Bitscope stellt ein Testprogramm namens Display bereit, mit dem ein Rechner daraufhin getestet werden kann, ob seine Grafikperformance ausreicht, um die Messergebnisse darzustellen. Laut diesem Programm ist die Performance des Raspberry Pi nicht überragend, reicht aber für eine halbwegs flüssige Darstellung. Unseren Test führten wir mit einer frischen Raspbian-Installation durch.

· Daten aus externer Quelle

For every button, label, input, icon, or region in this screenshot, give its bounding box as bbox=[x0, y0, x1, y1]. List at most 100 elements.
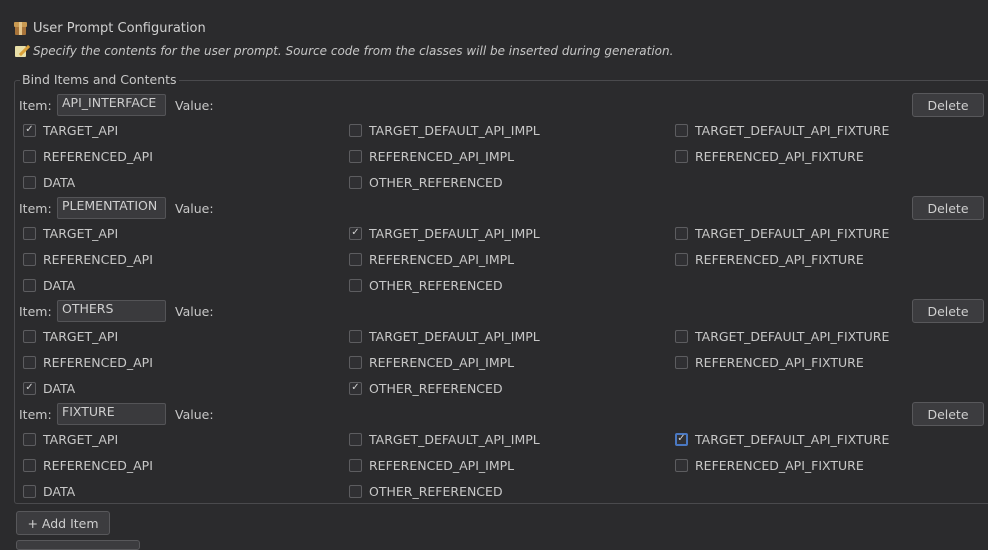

Die Programme sind identisch mit den Versionen für andere Betriebssysteme, sie setzen auf einer gemeinsamen Softwarebasis auf. Diese Abstraktion scheint aber die Ursache für das grundlegende Problem mit den Bitscope-Programmen auf dem Raspberry Pi zu sein. Nicht nur der jeweilige Programmstart dauert eine halbe Ewigkeit, auch Benutzeraktionen mit den Programmoberflächen gestalten sich sehr zäh. Die Bedienung setzt sehr auf Kontextmenüs per Rechtsklick mit der Maus. Zwischen dem Klick und dem Erscheinen des Menüs können schon ein paar Sekunden vergehen, unabhängig vom Menüinhalt. Die Prozessorauslastung erreicht dabei auch sporadisch die 100 Prozent.

Positiv herauszuheben ist aber die dynamische Darstellung der Ergebnisse. Die Grafik ist zwar nicht ganz ruckelfrei, aber brauchbar. Ohne Benutzerinteraktion hält sich auch die Prozessorauslastung in Grenzen. Wir ließen das Raspberry Pi mehr als eine Stunde lang ein PWM-Signal in Bitscope DSO darstellen. Der Prozessor hat sich dabei nicht merklich erwärmt.

Neben der Oszilloskop-Funktion haben wir auch den Logic Analyzer ausprobiert, um eine I2C-Verbindung zu überwachen. Das Programm zeigt hier nicht nur den reinen Signalverlauf, sondern "übersetzt" die Signale auch in die konkreten Werte. Dem Kommunikationsverlauf über I2C konnten wir problemlos folgen, lediglich der kleine Sample-Speicher des Bitscope Micro machte sich hier negativ bemerkbar.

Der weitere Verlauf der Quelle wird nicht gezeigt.